Jericho knows how to make the audience pop... in their pants.
"Last but last least".
I want my Loverboy tape back, Lenny Lane.
This makes me want Jericho to be the ring announcer for every wrestling match ever.
El Dandy looks a little bit like Lou Ferrigno. I think El Dandy could fuck the Hulk up.
But does he know he Moss Covered, 3 Handled, Family Gradunzle?
blue vein steel
can Moss Covered, 3 Handled, Family Gradunzle become a tag please?
|blue vein steel |
is it just me, or is the entrance music from the sound track to the MSTed Final Sacrifice?
"but Beyonce had one of the best videos of all time!"
|MC Scared of Bees |
Bravely rated and reviewed, Wonko the Sane.
You know what?
I said you know what, guys?
You know what, guys?
You know what?
Hey, you know what guys?
Wonko doesn't like wrestling.
I can see not liking wrestling, but not liking Chris Jericho? And when he's doing what he does best?!
What Wonko doesn't realize is that Jericho is the most poeTV of all wrestlers. He may not win all the time, he may not have the biggest mainstream fan base, and his irreverent, quirky, smarky charm can be both infuriating and confusing to the uninitiated.
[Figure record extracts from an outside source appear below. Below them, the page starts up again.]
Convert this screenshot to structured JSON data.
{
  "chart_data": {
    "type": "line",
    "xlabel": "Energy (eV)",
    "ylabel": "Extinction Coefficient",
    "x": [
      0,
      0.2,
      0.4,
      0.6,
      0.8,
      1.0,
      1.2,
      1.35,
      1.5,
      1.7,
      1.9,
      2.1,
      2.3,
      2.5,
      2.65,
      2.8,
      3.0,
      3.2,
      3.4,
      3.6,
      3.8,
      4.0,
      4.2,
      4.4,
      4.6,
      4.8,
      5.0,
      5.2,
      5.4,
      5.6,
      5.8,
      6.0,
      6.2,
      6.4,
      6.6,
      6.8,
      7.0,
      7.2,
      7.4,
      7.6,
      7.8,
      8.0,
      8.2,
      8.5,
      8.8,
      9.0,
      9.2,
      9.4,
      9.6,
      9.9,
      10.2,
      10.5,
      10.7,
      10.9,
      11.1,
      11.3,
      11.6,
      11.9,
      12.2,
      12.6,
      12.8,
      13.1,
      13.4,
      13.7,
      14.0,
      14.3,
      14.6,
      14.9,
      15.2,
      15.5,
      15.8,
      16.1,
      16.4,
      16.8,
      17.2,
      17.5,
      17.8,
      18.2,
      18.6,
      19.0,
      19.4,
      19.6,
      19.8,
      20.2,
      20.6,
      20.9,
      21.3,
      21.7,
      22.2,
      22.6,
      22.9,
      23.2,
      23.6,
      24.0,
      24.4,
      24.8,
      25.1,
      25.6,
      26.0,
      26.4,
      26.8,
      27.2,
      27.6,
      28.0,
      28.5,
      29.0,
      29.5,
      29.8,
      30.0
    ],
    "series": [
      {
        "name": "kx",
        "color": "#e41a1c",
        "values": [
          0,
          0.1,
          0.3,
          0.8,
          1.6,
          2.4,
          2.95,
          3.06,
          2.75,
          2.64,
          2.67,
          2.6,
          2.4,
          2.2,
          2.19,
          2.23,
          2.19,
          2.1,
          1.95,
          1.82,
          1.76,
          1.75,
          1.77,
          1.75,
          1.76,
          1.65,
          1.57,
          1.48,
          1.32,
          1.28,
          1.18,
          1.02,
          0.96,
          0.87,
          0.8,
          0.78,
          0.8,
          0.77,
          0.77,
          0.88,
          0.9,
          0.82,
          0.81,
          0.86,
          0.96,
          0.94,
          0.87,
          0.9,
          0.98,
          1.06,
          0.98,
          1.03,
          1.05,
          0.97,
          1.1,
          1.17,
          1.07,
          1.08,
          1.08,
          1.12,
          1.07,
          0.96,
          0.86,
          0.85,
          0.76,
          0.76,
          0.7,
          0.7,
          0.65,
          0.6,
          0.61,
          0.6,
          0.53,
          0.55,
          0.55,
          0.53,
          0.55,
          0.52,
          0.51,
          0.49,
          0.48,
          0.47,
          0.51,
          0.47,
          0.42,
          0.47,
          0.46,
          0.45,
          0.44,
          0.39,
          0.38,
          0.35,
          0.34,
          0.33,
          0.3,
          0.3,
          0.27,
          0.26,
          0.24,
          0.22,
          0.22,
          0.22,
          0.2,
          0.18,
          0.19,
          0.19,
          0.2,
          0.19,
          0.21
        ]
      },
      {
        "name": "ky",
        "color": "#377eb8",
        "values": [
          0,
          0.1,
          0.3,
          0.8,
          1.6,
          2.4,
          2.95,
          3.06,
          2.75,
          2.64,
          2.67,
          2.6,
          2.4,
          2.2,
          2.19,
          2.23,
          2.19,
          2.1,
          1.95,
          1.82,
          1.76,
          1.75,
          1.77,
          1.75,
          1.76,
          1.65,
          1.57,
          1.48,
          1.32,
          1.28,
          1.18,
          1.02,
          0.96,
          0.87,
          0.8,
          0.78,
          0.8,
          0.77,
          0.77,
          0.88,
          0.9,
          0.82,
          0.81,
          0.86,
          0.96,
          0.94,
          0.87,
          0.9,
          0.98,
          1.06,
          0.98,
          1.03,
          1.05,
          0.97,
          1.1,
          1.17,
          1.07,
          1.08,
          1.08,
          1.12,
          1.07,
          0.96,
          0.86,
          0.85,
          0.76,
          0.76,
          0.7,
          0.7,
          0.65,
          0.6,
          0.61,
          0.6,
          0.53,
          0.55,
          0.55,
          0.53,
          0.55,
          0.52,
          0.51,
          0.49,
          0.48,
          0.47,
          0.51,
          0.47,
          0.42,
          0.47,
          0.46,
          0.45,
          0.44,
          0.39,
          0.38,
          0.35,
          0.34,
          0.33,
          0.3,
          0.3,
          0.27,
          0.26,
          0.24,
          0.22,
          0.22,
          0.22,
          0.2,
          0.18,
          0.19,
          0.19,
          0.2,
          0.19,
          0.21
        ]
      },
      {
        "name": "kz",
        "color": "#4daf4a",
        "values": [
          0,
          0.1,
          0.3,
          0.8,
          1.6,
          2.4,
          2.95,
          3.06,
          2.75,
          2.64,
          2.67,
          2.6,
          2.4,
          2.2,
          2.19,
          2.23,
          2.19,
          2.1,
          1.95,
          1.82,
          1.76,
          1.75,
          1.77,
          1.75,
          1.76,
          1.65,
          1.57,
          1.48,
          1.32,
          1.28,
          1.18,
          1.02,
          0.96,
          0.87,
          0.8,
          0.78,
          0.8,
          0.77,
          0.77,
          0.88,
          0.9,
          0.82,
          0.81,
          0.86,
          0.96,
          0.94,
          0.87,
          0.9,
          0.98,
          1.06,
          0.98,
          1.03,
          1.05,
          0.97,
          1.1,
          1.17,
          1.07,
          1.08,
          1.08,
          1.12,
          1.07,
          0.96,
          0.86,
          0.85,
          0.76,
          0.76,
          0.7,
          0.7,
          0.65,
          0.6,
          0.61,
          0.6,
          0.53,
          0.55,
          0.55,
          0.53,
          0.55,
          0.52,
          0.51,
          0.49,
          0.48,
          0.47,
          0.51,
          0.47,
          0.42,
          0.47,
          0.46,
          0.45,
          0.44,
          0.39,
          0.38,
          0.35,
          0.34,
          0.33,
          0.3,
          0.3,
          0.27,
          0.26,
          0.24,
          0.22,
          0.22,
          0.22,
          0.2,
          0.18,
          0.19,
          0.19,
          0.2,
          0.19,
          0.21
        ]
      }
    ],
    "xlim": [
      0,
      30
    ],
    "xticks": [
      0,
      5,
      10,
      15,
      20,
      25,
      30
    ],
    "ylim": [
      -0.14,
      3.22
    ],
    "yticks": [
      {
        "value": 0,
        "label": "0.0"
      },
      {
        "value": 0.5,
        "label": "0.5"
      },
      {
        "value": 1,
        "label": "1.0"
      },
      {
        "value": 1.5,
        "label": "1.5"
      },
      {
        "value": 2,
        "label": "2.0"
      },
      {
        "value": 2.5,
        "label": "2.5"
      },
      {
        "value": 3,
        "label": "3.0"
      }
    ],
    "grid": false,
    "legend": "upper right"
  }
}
But if you get it, you know.
At least Wonko isn't spamming the site like an infantile moron with stupid shit that doesn't belong here but is being put here by creepy broken grown-ups with an axe to grind who know a bit TOO much about a brain-dead form of entertainment geared towards mentally slow children.
So, he at least has that going for him.
You and Wonko make a great heel tag team.
Now call us a bunch of inbred yokels and snarl into the microphone!
I find amusing that some of you guys get all angry over this wrestling videos. That is all.